Convém recordar que o Governo chegou a mostrar abertura para ir além dos referidos 0,9%, caso a inflação anual registada em novembro superasse a esperada, mas o valor provisório desse indicador divulgado pelo INE (Instituto Nacional de Estatística) no início da outra semana indica que tal não aconteceu.
De acordo com a Ministra da Administração Pública, Alexandra Leitão, 110 mil funcionários públicos serão abrangidos pelo aumento do salário mínimo – o que implica um custo de 80 milhões de euros – enquanto os salários de 612 mil trabalhadores do Estado terão subidas de 0,9%, atualização que custará 225 milhões de euros.

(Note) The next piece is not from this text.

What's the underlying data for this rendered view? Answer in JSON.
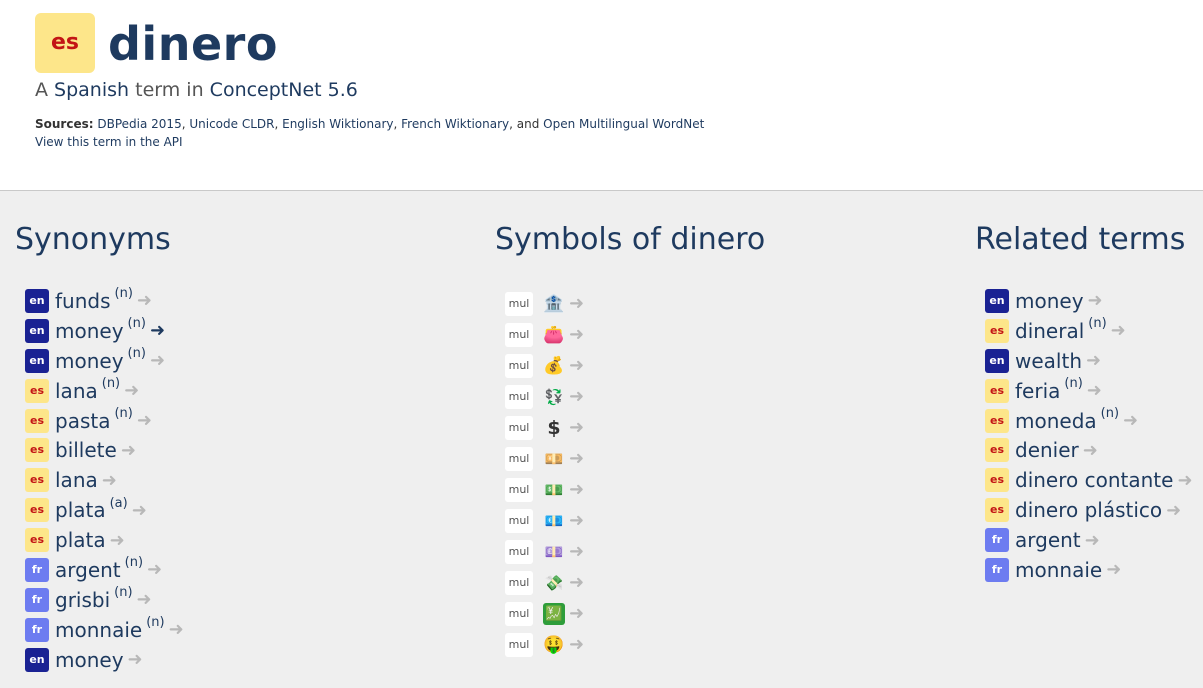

Na verdade, o Governo aprovou em Conselho de Ministros, no passado dia 2, a subida do salário mínimo para 705 euros a partir de 1 de janeiro. E a Ministra do Trabalho, Solidariedade e Segurança Social disse na ocasião que a aprovação do aumento do salário mínimo nacional para 2022 para 705 euros aconteceu “na sequência da auscultação dos parceiros sociais” e cumprindo o compromisso assumido em 2015 e renovado em 2019 para “chegar a 2023 com 750 euros”.
O Governo aprovou igualmente, no dia 2, uma atualização de 0,9% nas remunerações da Administração Pública (AP).
Este decreto-lei, segundo o respetivo comunicado do Conselho de Ministros, “atualiza as remunerações da Administração Pública e aumenta a respetiva base remuneratória, a qual é revista em linha com a atualização da retribuição mínima mensal garantida”, então aprovada.
Com este diploma, “os valores dos níveis da tabela remuneratória única (TRU) da Administração Pública, bem como das demais remunerações base mensais existentes na AP são atualizados em 0,9%”, sendo a medida “aplicável aos trabalhadores de entidades administrativas independentes e aos de empresas públicas do setor público empresarial que não sejam abrangidos por instrumentos de regulamentação coletiva de trabalho em vigor”.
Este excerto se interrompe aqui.